Kingston Police warning public about Microsoft OneNote phishing emails
Local police are advising citizens of a new phishing scam being used by internet criminals involving a Microsoft OneNote audio note.
According to Kingston Police, the scammers use a fake OneNote audio note as bait to trick victims into giving up their Microsoft login information. The scam comes in the form of an email with the subject “New Audio Note Received,” and the email prompts users to click on a suspicious link in order to hear the full message.
“Once you’ve clicked, you’re brought to a fake OneNote Online page that is hosted on Sharepoint. This means the web page’s URL contains ‘sharepoint.com,’ which makes the fraudulent page more convincing.

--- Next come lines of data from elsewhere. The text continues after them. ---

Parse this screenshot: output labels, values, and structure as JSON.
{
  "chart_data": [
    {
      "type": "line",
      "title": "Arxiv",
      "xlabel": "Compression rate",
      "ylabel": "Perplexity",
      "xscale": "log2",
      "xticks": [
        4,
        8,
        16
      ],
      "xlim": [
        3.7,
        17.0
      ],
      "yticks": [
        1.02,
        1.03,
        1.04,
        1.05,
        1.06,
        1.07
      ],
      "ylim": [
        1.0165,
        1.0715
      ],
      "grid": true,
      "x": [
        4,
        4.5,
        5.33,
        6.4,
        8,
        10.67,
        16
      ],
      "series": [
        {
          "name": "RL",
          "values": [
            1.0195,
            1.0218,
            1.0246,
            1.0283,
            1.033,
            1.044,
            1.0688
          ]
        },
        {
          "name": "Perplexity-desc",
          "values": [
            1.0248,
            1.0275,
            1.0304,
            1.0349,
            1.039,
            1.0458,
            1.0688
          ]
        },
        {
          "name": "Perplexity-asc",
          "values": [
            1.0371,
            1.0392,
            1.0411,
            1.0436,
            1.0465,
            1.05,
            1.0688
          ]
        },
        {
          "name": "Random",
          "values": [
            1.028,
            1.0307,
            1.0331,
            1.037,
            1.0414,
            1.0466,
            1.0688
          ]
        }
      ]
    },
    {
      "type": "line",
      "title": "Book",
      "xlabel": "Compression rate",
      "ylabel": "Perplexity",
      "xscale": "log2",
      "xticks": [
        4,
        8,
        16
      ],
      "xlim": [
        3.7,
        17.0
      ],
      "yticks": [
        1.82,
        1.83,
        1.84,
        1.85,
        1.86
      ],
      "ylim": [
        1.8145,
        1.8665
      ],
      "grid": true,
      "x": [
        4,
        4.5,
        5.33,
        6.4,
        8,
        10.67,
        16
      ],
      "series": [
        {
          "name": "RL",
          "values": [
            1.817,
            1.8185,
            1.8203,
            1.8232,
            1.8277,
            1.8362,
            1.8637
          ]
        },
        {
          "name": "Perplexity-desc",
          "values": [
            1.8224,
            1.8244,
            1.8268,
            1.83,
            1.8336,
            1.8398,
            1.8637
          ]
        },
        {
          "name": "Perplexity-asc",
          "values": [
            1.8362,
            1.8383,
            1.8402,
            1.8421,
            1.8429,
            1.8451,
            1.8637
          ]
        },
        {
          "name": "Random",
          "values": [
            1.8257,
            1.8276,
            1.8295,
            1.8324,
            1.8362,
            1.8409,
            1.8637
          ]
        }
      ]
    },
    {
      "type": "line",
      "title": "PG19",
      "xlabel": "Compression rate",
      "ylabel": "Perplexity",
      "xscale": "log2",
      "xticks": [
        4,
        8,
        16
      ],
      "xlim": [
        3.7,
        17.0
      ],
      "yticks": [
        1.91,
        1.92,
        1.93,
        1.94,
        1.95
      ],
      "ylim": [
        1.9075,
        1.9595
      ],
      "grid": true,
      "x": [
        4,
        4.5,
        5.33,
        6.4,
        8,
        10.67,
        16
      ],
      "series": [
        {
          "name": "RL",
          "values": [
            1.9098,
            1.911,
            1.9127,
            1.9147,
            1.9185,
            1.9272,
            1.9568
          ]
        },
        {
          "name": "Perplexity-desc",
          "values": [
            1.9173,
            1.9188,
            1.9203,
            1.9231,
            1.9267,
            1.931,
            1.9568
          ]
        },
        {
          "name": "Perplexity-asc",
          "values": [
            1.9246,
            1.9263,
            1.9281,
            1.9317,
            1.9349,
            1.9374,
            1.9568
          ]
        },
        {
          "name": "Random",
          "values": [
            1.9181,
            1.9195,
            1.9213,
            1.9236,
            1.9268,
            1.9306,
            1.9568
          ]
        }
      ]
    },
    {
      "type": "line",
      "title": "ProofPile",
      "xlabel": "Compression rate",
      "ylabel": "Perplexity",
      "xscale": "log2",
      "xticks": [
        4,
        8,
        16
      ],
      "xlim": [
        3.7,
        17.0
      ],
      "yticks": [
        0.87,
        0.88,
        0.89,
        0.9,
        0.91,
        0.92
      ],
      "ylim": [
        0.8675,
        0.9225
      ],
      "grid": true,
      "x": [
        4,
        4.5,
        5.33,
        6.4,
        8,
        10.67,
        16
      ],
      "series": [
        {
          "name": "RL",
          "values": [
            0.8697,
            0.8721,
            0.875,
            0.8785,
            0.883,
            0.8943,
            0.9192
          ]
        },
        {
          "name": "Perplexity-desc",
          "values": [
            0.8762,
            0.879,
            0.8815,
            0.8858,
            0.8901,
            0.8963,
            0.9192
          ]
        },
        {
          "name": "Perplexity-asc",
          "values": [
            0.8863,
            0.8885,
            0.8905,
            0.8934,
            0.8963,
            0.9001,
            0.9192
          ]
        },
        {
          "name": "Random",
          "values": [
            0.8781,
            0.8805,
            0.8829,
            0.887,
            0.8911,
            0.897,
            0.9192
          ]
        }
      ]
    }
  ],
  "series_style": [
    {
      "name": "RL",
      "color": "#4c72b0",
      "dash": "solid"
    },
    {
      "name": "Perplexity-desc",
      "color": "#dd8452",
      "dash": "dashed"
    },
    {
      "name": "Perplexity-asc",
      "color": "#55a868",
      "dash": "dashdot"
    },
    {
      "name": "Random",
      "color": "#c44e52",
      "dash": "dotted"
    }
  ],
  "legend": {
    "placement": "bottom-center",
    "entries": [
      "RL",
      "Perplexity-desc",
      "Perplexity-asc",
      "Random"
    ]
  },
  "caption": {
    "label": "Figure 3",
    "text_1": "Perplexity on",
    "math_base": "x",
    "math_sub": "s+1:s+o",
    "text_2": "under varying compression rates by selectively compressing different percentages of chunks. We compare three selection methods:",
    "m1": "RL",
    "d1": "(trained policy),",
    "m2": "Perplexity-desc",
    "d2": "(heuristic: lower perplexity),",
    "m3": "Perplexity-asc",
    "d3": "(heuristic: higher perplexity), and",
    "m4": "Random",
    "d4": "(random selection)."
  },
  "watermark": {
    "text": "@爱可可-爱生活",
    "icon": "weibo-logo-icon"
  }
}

This fake OneNote page contains another link, which you need to click on to finally listen to your ‘new message,’” Kingston Police said in a press release on Wednesday, Jul. 10, 2019.
If the user clicks the second link, they are prompted to sign into their Microsoft account from a “fake but realistic-looking” Microsoft login page, which is also hosted on Sharepoint.
“If you enter your login details here, the bad guys will have full access to your account,” Kingston Police said. “They can use this account to steal sensitive data or perform further attacks on you or your organization.”
Kingston Police are reminding the public at for Microsoft accounts, Microsoft login forms will only be hosted by:
- microsoft.com
- live.com
- microsoftonline.com
- outlook.com
“As a rule, when logging in to any online service, never use the link in the email. Always type the web address into the browser yourself or use your normal bookmarks instead,” Kingston Police said.